Kennedy, a co-sponsor of the Safeguard American Voter Eligibility (SAVE) Act, made the case on the Senate floor and in recent interviews, stating the chamber’s slow pace and the looming Democratic filibuster make reconciliation the only realistic path forward.

“I think we are, Mr. President—I know you are—we need to try to pass this legislation through reconciliation,” Kennedy said. He added that he has been pressing colleagues “like they stole Thanksgiving and Christmas” to get it done.

The SAVE America Act, which passed the House earlier this year, requires documentary proof of U.S. citizenship (such as a passport or birth certificate) when registering to vote in federal elections and mandates photo identification at the polls beginning in 2027. It also includes provisions tightening mail-in ballot rules.

Senate Majority Leader John Thune (R-S.D.) has already opened debate on the standalone bill, but it faces a certain Democratic filibuster requiring 60 votes to advance.
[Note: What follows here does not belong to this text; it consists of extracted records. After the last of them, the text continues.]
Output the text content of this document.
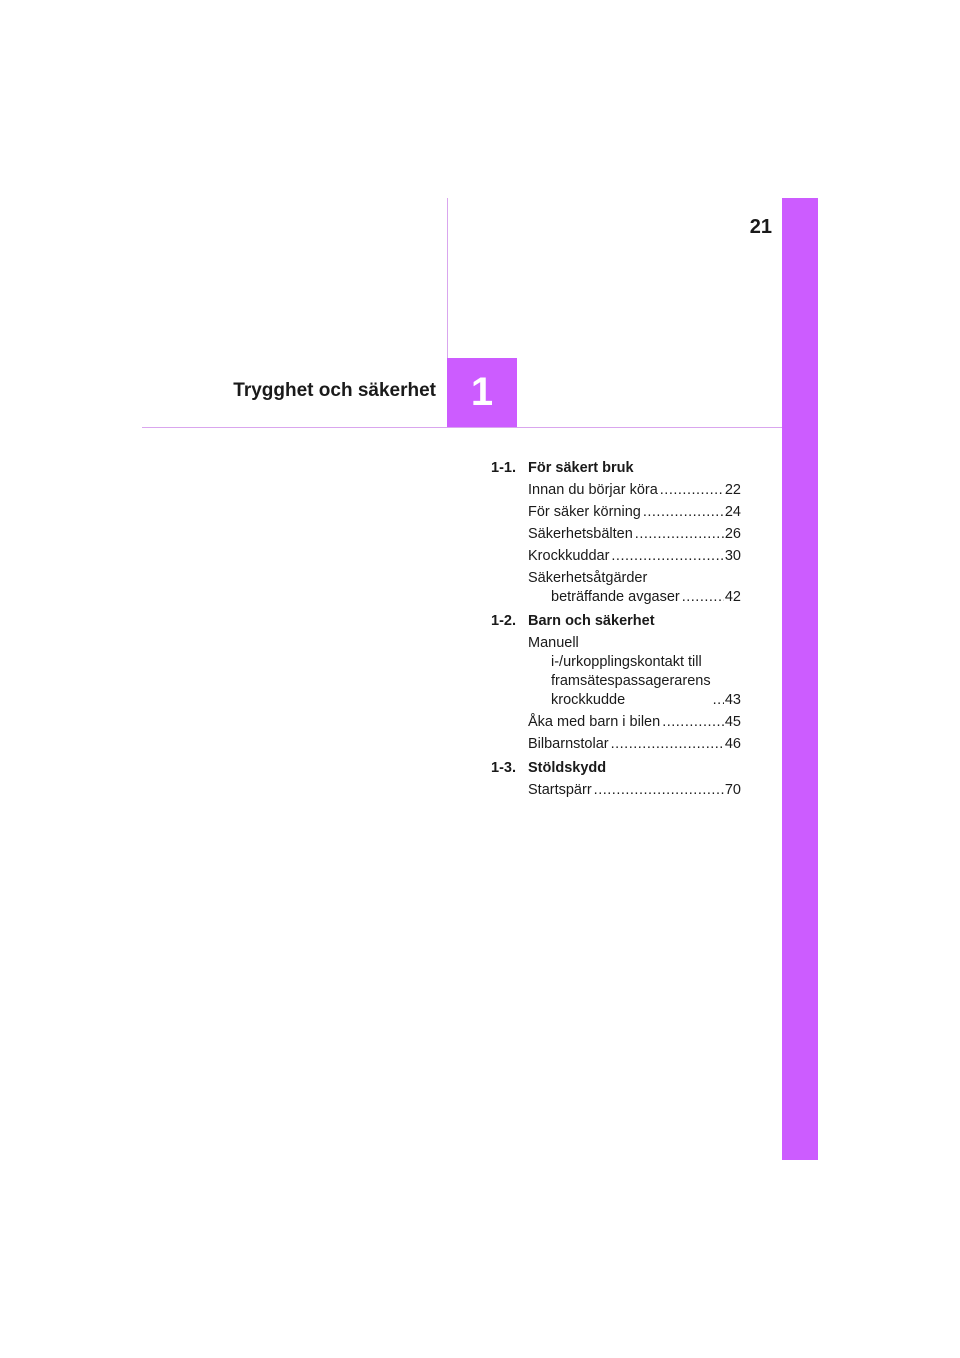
21
1
Trygghet och säkerhet
1-1. För säkert bruk
Innan du börjar köra .....	22
För säker körning .....	24
Säkerhetsbälten .....	26
Krockkuddar .....	30
Säkerhetsåtgärder
beträffande avgaser .....	42
1-2. Barn och säkerhet
Manuell
i-/urkopplingskontakt till
framsätespassagerarens
krockkudde .....	43
Åka med barn i bilen .....	45
Bilbarnstolar .....	46
1-3. Stöldskydd
Startspärr .....	70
Reconciliation, used successfully by both parties for major fiscal legislation, bypasses that threshold if the bill meets strict budgetary rules.

Kennedy emphasized the urgency: “The Senate is notoriously slow. Sometimes it takes us months to get nothing done. The SAVE Act is a priority.”

Democrats have strongly opposed the legislation, calling it voter suppression without evidence of widespread non-citizen voting. Republicans counter that even isolated cases undermine public trust and that the bill closes loopholes exploited in past elections.

President Donald Trump has made the SAVE Act a top priority, repeatedly calling it essential to “guarantee the midterms.” No final decision has been made on using reconciliation, but Kennedy’s public push has intensified discussions within the GOP caucus ahead of the 2026 midterms.